Cuando el objetivo es inferir las relaciones evolutivas entre las secuencias (o los organismos representados por las secuencias) a partir del alineamiento múltiple y usando un método de distancia9, es necesario estimar una distancia evolutiva entre ellas. Hay muchos modelos para estimar las distancias evolutivas entre las secuencias, ya sean estas de ADN o de proteínas, por lo tanto, es necesario escoger aquel modelo que mejor se ajuste a los datos (Posada and Crandall, 2001; Sullivan and Joyce, 2005). Se han desarrollado aplicaciones para automatizar y ayudar en la selección del mejor modelo siguiendo estrategias estadísticas; para secuencias de ADN existe ModelTest (Posada and Crandall, 1998; Posada, 2006) y para secuencias de proteínas ProtTest (Abascal et ̃al., 2005). Estos métodos los vamos a ver más adelante.

Para ahorrar tiempo, para este ejercicio vamos solo a estimar la distancia p entre las secuencias que corresponde a la proporción de posiciones diferentes entre cada par de secuencia. En la realidad la distancia p subestima el número real de sustituciones, ya que ignora el fenómeno de hits múltiples, i.e., que una posición dada puede haber sido sustituida mas de una vez.
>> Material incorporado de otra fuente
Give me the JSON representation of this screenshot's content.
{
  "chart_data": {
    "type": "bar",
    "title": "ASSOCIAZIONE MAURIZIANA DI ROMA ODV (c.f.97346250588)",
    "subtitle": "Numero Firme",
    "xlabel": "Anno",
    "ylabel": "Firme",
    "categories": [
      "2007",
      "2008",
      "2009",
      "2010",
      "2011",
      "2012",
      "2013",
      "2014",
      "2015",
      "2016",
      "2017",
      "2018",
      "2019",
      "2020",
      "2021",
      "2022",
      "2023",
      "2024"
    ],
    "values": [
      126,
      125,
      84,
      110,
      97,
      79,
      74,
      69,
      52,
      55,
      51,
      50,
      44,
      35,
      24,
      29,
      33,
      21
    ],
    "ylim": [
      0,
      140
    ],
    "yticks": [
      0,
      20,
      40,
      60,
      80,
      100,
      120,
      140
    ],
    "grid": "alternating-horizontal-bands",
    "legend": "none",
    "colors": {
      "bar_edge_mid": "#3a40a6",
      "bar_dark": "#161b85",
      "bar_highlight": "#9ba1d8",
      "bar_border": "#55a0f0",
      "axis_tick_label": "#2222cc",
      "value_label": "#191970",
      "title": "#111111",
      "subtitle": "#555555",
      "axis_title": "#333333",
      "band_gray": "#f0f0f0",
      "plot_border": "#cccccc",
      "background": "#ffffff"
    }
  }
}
Los modelos que se mencionaron anteriormente implementan diferentes tipos de correcciones para tener esto en cuenta.

Vamos a usar la aplicación protdist de Phylip, un paquete para la inferencia de relaciones evolutivas, que está disponible en http://mobyle.pasteur.fr/ o en https://evolution.genetics.washington.edu/phylip/getme-new1.html . Siga el enlace anterior y busque la aplicación protdist, selecciones la opción File y cargue el archivo con su alineamiento múltiple de proteínas. Seleccione Similarity table para el parámetro Distance Model, los demás parámetros los usamos con sus valores por defecto. Los valores en la matriz resultante indican la proposición de posiciones idénticas para cada par de secuencias. Para obtener la distancia, i.e., la proporción de posiciones diferentes entre cada par se secuencias, solo tenemos que restar el valor de la matriz a la unidad. Otra opción podría ser usar, por ejemplo, el programa MEGA4 (Tamura et ̃al., 2007)10, que puede calcular directamente la proporción de posiciones diferentes.

Identifique el par de mariposas mas cercanas y el par mas lejano. ¿Cuáles son los valores en la matriz de distancia en los dos casos?